When I use the pre-trained model, it outputs the following:
Loaded model in 1.678s.
Loading language model from files models/lm.binary models/trie
Loaded language model in 5.425s.
Running inference.
Inference took 21.084s for 3.990s audio file.
Is there a way to load the model and maybe also the language model only once, before submitting audio files? Because for example, when 10 users want to use the service one after the other, the model gets also loaded 10 times.
I am building a transcription service based on the DeepSpeech library and this could lead to a significant performance improvement.
Regards,
Niklas
lissyx
((slow to reply) [NOT PROVIDING SUPPORT])
2
Share us code, because that’s trivial to do, and this is already what we do in native_client/client.cc for the multi-WAV usecase (multiple WAV files in one directory).

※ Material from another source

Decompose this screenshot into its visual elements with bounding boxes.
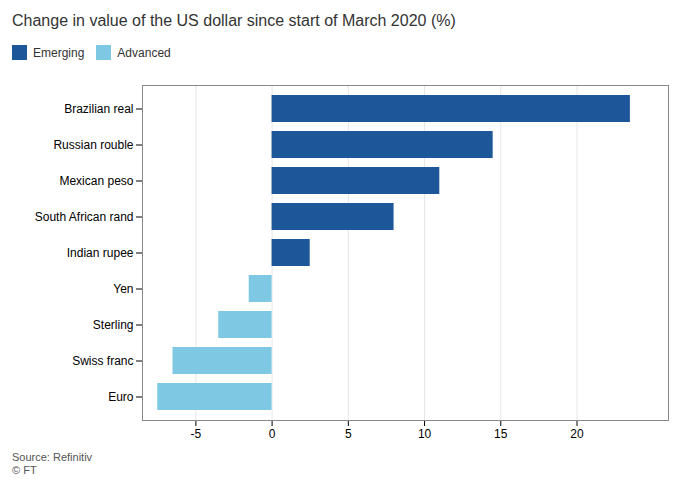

Just for clarification: You mean I should use the command-line client instead of the python package and change the native-client “client.py” script, so that it loads the model only once?
lissyx
((slow to reply) [NOT PROVIDING SUPPORT])
10
No, I’m saying you should not call subprocess and just directly import deepspeech in your codebase. This way you can control loading of the model and separately inference. And you can just look at client.py to see the code to use
Deepspeech is installed on my machine and I also upgraded it today. For example, when I open a python shell, I can do “import deepspeech” without any issues.
Is that what you mean?
lissyx
((slow to reply) [NOT PROVIDING SUPPORT])
18
Yes, but it’s still very blurry … Like, which version of DeepSpeech is installed ? And how did you installed that ?
Thanks for your patience. I have version 0.2.0 and I installed it via pip.
lissyx
((slow to reply) [NOT PROVIDING SUPPORT])
20
Can you ensure it’s available when you try the client.py code? The error suggests it’s not available at this moment. Again, a proper description of your STR would save everyone a lot of time.